XXV
Cannes, 16 décembre 1859.
Mon cher Panizzi,
Il y a un siècle que je n'ai de vos nouvelles. Depuis que nous ne nous sommes vus, j'ai fait beaucoup de chemin. Je suis allé d'abord à Madrid, où il faisait un froid de chien. Puis, de là, en droite ligne à Compiègne, où il faisait encore plus froid, mais où du moins on avait du feu et des cheminées.

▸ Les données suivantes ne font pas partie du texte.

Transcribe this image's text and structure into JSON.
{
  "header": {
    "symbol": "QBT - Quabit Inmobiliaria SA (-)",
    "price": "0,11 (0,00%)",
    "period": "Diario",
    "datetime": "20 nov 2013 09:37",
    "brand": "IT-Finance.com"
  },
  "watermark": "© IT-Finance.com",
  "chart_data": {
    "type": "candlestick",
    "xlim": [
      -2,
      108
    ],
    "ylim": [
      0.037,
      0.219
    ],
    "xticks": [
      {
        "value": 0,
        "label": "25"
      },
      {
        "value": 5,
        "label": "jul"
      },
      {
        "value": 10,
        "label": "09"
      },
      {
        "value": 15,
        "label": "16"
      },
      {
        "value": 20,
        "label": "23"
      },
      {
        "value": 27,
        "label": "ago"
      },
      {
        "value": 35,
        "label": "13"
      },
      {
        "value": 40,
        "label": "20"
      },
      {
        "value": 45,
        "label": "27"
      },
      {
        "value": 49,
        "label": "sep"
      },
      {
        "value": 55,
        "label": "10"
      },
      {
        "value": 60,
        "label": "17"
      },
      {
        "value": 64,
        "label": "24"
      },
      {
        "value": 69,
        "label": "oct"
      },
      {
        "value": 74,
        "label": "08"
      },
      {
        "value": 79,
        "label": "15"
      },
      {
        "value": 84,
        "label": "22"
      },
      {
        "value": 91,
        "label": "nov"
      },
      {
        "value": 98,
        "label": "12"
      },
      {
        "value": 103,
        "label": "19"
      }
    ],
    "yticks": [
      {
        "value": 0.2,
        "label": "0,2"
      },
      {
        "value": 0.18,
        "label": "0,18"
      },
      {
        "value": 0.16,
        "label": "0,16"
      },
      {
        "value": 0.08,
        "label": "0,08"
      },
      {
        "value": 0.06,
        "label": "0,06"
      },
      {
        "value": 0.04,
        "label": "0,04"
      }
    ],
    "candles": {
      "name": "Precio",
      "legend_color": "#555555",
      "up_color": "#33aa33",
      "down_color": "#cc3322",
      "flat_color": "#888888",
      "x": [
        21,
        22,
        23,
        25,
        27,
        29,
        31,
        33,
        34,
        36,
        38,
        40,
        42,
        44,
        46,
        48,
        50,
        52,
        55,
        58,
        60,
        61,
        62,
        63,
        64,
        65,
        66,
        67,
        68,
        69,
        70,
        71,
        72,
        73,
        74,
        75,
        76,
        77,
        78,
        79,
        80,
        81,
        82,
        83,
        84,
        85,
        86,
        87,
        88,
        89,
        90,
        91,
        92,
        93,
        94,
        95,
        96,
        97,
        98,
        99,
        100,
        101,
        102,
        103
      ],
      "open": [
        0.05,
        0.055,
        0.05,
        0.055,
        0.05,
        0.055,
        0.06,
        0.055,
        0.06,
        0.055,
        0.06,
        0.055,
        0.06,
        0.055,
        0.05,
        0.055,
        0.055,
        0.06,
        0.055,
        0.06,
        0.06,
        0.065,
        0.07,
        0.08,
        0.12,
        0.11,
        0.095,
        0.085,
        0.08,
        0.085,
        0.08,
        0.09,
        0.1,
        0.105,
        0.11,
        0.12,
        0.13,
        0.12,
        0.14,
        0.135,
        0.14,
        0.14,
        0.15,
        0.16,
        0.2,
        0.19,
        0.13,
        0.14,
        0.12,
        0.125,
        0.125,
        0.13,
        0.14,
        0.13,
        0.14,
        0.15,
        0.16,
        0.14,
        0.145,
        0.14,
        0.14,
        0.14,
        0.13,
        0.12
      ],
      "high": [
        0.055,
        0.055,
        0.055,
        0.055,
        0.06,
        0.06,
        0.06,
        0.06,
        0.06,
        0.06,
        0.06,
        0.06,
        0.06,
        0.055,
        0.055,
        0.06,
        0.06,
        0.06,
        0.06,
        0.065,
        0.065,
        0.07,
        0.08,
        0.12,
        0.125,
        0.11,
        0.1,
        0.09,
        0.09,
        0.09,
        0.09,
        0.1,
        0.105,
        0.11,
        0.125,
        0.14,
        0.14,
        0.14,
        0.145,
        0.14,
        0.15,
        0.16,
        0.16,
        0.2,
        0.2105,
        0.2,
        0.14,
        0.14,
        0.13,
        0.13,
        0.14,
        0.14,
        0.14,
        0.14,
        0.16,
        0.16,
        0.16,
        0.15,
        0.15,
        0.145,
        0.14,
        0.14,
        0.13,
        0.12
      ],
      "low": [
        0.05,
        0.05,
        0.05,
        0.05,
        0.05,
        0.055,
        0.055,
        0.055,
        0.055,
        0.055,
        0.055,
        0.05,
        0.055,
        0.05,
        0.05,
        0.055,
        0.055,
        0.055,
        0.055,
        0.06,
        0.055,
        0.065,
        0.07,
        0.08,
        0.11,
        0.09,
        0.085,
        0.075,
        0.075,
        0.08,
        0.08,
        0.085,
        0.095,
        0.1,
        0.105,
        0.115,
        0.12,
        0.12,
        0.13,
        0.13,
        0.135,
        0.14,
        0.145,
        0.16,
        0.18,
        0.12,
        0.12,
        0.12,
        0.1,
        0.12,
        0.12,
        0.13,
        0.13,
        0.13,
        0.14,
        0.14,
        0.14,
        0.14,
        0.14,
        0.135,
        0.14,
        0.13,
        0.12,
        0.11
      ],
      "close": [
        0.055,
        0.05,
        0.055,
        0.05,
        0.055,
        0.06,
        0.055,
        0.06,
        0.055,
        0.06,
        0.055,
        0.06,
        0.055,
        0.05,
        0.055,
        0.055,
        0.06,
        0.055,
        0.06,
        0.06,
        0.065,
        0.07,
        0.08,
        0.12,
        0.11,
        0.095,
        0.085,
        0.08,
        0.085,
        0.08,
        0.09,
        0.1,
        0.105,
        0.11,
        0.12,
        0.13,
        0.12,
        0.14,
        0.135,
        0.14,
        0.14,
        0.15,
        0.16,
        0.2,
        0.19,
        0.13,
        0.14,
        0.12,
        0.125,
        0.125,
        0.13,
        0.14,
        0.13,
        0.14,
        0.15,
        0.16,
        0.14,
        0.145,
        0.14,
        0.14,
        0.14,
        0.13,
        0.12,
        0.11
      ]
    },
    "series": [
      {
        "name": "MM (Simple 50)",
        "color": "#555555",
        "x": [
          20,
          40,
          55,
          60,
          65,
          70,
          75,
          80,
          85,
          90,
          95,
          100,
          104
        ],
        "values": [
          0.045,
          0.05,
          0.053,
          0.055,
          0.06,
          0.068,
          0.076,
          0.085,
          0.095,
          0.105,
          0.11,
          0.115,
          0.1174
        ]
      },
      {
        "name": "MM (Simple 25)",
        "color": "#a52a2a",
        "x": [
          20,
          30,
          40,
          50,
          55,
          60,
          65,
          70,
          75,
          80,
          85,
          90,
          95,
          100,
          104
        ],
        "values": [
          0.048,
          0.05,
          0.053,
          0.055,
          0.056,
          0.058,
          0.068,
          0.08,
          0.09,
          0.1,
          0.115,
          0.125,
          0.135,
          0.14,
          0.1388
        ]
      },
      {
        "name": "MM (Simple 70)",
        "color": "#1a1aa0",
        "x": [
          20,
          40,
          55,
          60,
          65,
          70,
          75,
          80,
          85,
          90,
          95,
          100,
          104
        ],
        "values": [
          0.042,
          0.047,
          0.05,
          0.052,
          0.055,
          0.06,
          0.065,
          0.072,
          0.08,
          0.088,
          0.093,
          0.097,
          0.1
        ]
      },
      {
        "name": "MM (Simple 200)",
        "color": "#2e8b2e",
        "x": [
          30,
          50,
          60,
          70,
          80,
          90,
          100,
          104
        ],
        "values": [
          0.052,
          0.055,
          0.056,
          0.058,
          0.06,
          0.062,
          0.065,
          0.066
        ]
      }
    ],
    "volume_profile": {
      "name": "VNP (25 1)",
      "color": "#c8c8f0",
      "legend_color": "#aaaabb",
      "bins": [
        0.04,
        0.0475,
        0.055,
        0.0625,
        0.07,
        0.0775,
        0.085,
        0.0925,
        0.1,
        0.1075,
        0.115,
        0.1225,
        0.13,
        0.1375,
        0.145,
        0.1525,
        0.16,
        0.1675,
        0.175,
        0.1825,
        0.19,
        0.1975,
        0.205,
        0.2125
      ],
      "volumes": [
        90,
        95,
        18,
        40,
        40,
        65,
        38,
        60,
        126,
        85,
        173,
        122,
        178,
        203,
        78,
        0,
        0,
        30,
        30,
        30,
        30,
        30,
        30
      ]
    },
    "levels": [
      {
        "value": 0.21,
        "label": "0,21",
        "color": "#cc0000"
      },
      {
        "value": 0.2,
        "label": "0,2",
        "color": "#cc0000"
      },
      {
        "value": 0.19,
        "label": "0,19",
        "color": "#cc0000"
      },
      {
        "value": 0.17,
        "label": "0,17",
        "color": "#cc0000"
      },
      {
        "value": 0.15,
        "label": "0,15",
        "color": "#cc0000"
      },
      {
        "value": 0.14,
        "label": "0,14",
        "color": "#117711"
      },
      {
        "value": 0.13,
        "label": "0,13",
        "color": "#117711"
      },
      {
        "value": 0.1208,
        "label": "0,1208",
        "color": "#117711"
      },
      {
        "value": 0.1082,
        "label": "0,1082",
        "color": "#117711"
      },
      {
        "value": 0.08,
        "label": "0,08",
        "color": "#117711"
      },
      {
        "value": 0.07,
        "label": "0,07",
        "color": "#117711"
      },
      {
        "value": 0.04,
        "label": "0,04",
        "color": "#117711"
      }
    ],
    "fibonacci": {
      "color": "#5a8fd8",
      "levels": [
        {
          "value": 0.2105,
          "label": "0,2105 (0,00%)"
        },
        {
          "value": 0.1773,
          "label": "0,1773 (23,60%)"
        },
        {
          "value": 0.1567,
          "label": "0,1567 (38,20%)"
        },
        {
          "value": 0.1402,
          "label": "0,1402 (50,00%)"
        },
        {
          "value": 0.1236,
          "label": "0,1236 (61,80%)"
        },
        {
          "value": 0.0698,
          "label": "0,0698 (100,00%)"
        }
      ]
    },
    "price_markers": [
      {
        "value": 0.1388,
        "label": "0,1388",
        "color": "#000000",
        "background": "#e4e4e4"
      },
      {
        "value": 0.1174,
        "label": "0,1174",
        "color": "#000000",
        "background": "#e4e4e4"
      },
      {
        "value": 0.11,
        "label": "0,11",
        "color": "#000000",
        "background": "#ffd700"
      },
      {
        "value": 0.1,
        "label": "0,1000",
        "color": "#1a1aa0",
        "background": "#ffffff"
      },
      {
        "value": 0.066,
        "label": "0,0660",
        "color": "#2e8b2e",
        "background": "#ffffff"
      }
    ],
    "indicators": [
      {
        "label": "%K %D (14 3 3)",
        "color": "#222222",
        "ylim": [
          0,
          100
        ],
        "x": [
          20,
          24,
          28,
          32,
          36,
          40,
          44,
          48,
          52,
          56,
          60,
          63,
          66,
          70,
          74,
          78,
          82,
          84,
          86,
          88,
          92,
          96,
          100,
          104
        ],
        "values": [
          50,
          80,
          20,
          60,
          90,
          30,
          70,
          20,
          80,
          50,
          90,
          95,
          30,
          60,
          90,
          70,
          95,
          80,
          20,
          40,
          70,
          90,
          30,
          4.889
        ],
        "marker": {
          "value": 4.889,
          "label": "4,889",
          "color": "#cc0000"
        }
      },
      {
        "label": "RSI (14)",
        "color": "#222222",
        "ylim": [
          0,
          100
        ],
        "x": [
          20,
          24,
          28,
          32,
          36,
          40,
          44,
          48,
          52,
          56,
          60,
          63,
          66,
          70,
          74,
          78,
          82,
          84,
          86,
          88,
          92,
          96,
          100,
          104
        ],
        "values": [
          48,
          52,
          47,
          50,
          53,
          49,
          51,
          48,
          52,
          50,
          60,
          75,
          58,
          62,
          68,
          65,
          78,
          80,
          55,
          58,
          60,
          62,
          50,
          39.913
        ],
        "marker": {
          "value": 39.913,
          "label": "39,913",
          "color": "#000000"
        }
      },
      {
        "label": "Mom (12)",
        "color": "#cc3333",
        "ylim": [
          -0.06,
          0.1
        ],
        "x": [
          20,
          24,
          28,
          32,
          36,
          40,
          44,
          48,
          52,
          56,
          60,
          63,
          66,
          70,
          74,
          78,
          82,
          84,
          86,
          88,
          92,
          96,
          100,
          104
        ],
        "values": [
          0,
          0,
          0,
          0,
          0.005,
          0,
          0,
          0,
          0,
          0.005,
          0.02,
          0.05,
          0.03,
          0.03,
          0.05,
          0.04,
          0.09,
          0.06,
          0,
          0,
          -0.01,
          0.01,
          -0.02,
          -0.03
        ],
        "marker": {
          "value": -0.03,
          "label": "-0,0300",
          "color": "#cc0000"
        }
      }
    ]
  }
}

Le maître de la maison, qui en fait très bien les honneurs et avec qui l'on cause de rebus omnibus et quibusdam aliis, n'est pas malheureusement très facile à deviner. Je lui ai parlé de vous et du désir que vous aviez de lui dire ce que vous aviez vu des yeux de la tête, pour parler comme son oncle. Il a répondu qu'il aurait été charmé de causer avec vous.
Il me serait impossible de vous citer un mot ou un fait qui prouve de sa part une disposition pour ou contre la restauration des princes; mais mon impression personnelle est qu'il s'en soucie très peu au fond; que sa seule préoccupation est de conserver l'équilibre entre deux réputations auxquelles il prétend également: celle d'observateur des anciens traités, et celle de protecteur du libre arbitre des peuples en matière de gouvernement. Je suppose donc qu'il y aura dans le congrès une grande conformité de vues, entre la France et l'Angleterre.

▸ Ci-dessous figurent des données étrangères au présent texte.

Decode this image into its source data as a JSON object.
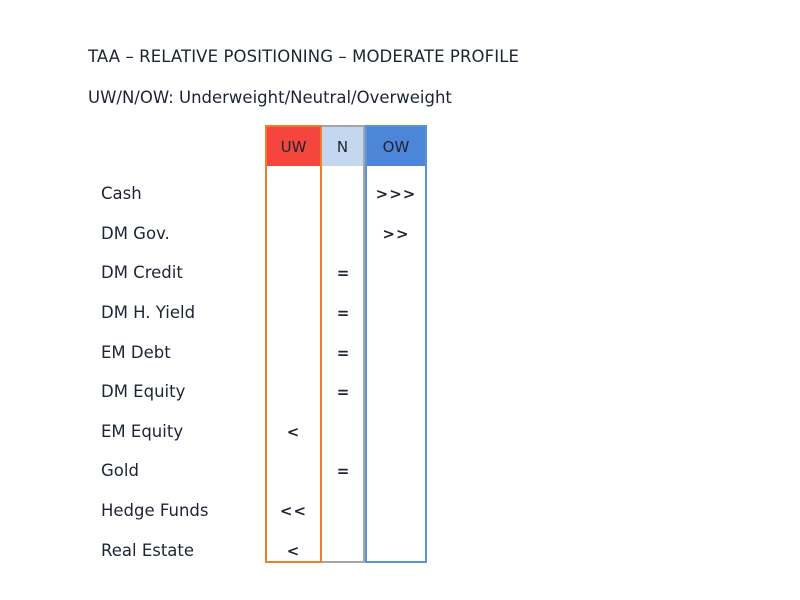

Lord Brougham, qui est ici, et qui, par parenthèse, me paraît bien vieilli, me dit que la nomination de lord Woodhouse comme second plénipotentiaire est excellente pour l'Italie. Le comte Walewski sera l'un des nôtres. Je ne sais qui sera le second. Walewski est fort porté vers le grand-duc de Toscane; mais, bien, entendu, il ne fera et ne dira que ce que le maître voudra.
J'ai laissé l'Espagne dans un paroxysme de fureur contre l'Angleterre et contre ses ministres, qui venaient de faire les plus grandes platitudes en réponse aux impertinences de lord John Russell O'Donnell, pour singer l'empereur Napoléon III, voulait à toute force avoir une guerre. Dès que les Anglais ont parlé, il s'est imaginé qu'ils pourraient et oseraient l'empêcher de passer le détroit, et il s'est empressé de faire toutes les concessions qu'on lui demandait, même celles qu'on ne lui demandait pas. Tout le monde s'en est indigné, et je crois qu'il aura bien de la peine à conserver son portefeuille, à moins que la guerre ne tourne si bien, qu'à son retour d'Afrique, il n'ait plus comme Scipion qu'à monter au Capitole pour rendre grâces aux dieux.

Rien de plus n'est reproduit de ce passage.